There are 5 pillars of conversational software (read: blogging):
- easy technology: no HTML or dev skills necessary to participate
- discoverability: Technorati, etc shorten time to discovery
- linking and referrals create community
- permalinking to specific content allows for asynchronous reference
- syndication: pushing content to subscribers makes it simple, stoopid
Robert stated that "anti-marketing" marketing is the current confluence of events driving the prevalence of new business bloggers. Key points are that
- typical marketing content must be clean and sanitized, PR/Legal sign-off, etc before release
- nevertheless, with blogging, lack of editing lends credence to blogged conversations
- giving negative side as well does same
- immediate feedback mechanism also allows for dialogue, which lends credibility and promotes "stickiness"
- there is power in speaking to an audience of 30, due to
- targeted nature of audience
- conversational nature of interaction
Both Robert and Shel went on to state that "the creation of new [traditional] marketing techniques grows at about same rate as its decline in efficacy." Blogging overcomes this by creating an immediate, granular and opt-in (self-)segmentation of market. In other words, blogging is simply another form of disintermediation, in this case of information, allowing the consumer/customer and the business to "get the crap out of the way" and get down to the *discussion* of why a company's products do or don't work for their customers.
How does one determine whether a blogger, or reader for that matter, is legit? There exists a 2-way trust mechanism within any community, in that known third parties vouch for newcomers; thus, both sides of the conversation achieve validity in the eyes of the other. Further, norms of communication are informally employed such that the community provides its aggregate opinion on the author (reader, product, etc), serving as a de facto public opinion survey. A message's validity is thereby controlled by the reading public through feedback to ensure that the author's side of the conversation "stays honest."
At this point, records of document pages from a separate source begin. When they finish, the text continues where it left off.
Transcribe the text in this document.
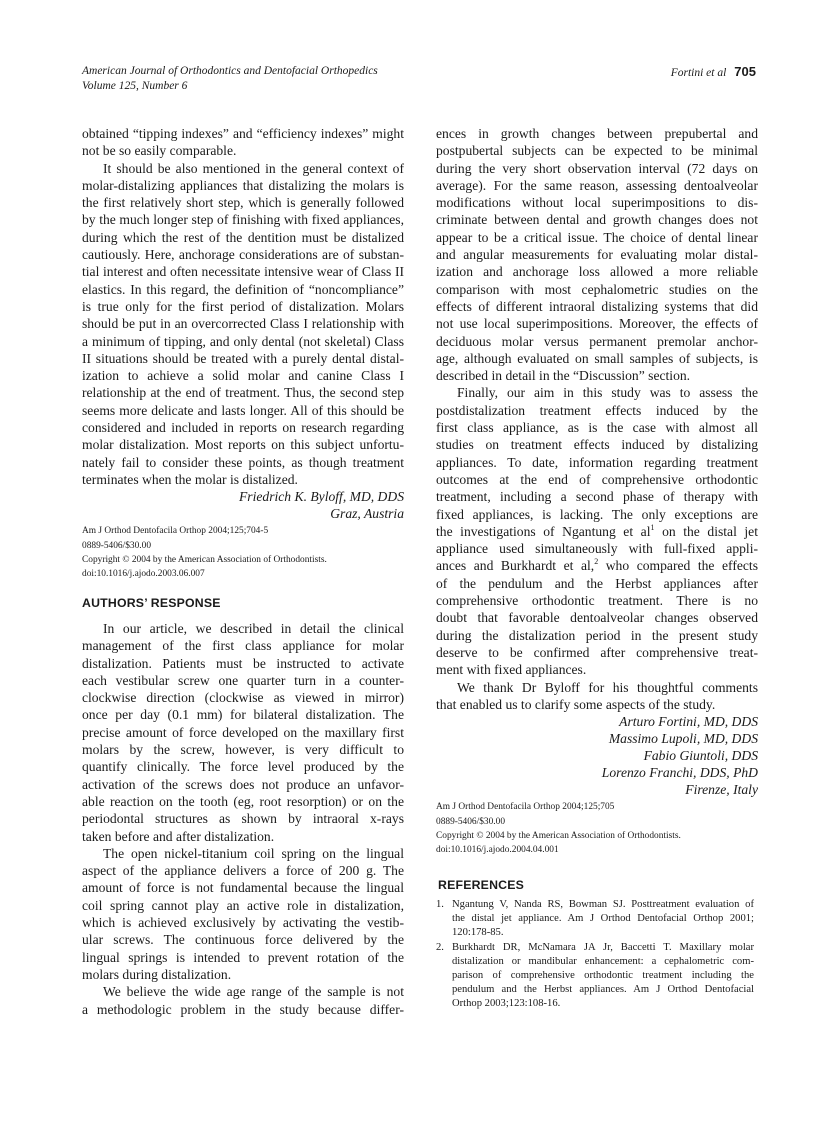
American Journal of Orthodontics and Dentofacial Orthopedics
Volume 125, Number 6
Fortini et al 705
obtained “tipping indexes” and “efficiency indexes” might
not be so easily comparable.
It should be also mentioned in the general context of
molar-distalizing appliances that distalizing the molars is
the first relatively short step, which is generally followed
by the much longer step of finishing with fixed appliances,
during which the rest of the dentition must be distalized
cautiously. Here, anchorage considerations are of substan-
tial interest and often necessitate intensive wear of Class II
elastics. In this regard, the definition of “noncompliance”
is true only for the first period of distalization. Molars
should be put in an overcorrected Class I relationship with
a minimum of tipping, and only dental (not skeletal) Class
II situations should be treated with a purely dental distal-
ization to achieve a solid molar and canine Class I
relationship at the end of treatment. Thus, the second step
seems more delicate and lasts longer. All of this should be
considered and included in reports on research regarding
molar distalization. Most reports on this subject unfortu-
nately fail to consider these points, as though treatment
terminates when the molar is distalized.
Friedrich K. Byloff, MD, DDS
Graz, Austria
Am J Orthod Dentofacila Orthop 2004;125;704-5
0889-5406/$30.00
Copyright © 2004 by the American Association of Orthodontists.
doi:10.1016/j.ajodo.2003.06.007
AUTHORS’ RESPONSE
In our article, we described in detail the clinical
management of the first class appliance for molar
distalization. Patients must be instructed to activate
each vestibular screw one quarter turn in a counter-
clockwise direction (clockwise as viewed in mirror)
once per day (0.1 mm) for bilateral distalization. The
precise amount of force developed on the maxillary first
molars by the screw, however, is very difficult to
quantify clinically. The force level produced by the
activation of the screws does not produce an unfavor-
able reaction on the tooth (eg, root resorption) or on the
periodontal structures as shown by intraoral x-rays
taken before and after distalization.
The open nickel-titanium coil spring on the lingual
aspect of the appliance delivers a force of 200 g. The
amount of force is not fundamental because the lingual
coil spring cannot play an active role in distalization,
which is achieved exclusively by activating the vestib-
ular screws. The continuous force delivered by the
lingual springs is intended to prevent rotation of the
molars during distalization.
We believe the wide age range of the sample is not
a methodologic problem in the study because differ-
ences in growth changes between prepubertal and
postpubertal subjects can be expected to be minimal
during the very short observation interval (72 days on
average). For the same reason, assessing dentoalveolar
modifications without local superimpositions to dis-
criminate between dental and growth changes does not
appear to be a critical issue. The choice of dental linear
and angular measurements for evaluating molar distal-
ization and anchorage loss allowed a more reliable
comparison with most cephalometric studies on the
effects of different intraoral distalizing systems that did
not use local superimpositions. Moreover, the effects of
deciduous molar versus permanent premolar anchor-
age, although evaluated on small samples of subjects, is
described in detail in the “Discussion” section.
Finally, our aim in this study was to assess the
postdistalization treatment effects induced by the
first class appliance, as is the case with almost all
studies on treatment effects induced by distalizing
appliances. To date, information regarding treatment
outcomes at the end of comprehensive orthodontic
treatment, including a second phase of therapy with
fixed appliances, is lacking. The only exceptions are
the investigations of Ngantung et $al^1$ on the distal jet
appliance used simultaneously with full-fixed appli-
ances and Burkhardt et al,$^2$ who compared the effects
of the pendulum and the Herbst appliances after
comprehensive orthodontic treatment. There is no
doubt that favorable dentoalveolar changes observed
during the distalization period in the present study
deserve to be confirmed after comprehensive treat-
ment with fixed appliances.
We thank Dr Byloff for his thoughtful comments
that enabled us to clarify some aspects of the study.
Arturo Fortini, MD, DDS
Massimo Lupoli, MD, DDS
Fabio Giuntoli, DDS
Lorenzo Franchi, DDS, PhD
Firenze, Italy
Am J Orthod Dentofacila Orthop 2004;125;705
0889-5406/$30.00
Copyright © 2004 by the American Association of Orthodontists.
doi:10.1016/j.ajodo.2004.04.001
REFERENCES
1. Ngantung V, Nanda RS, Bowman SJ. Posttreatment evaluation of
the distal jet appliance. Am J Orthod Dentofacial Orthop 2001;
120:178-85.
2. Burkhardt DR, McNamara JA Jr, Baccetti T. Maxillary molar
distalization or mandibular enhancement: a cephalometric com-
parison of comprehensive orthodontic treatment including the
pendulum and the Herbst appliances. Am J Orthod Dentofacial
Orthop 2003;123:108-16.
IMHO, the guys closed with what for me is the real reason for business blogging's being: "engaging the customer in the product feedback cycle is the key to the longevity of blogging." Flip that on its head and you arrive at the conclusion that engaging the customer in a conversation on product development via blogging will become key in any company's longevity. I asked them about this later as they signed my personal copy of their book, and they agreed that introducing the customer into the product development cycle, from concept and design thru to testing and acceptance, is what will create a sustainable competitive advantage for those companies with 1) the vision to see how blogging can entirely change interaction with their customers, and 2) the ability to skillfully implement a blogging program that is not subsequently derailed by attempts to turn it into an overt PR channel or other mechanism for "controlling" interactions with customers.
And there you have it -- why I blog in the first place.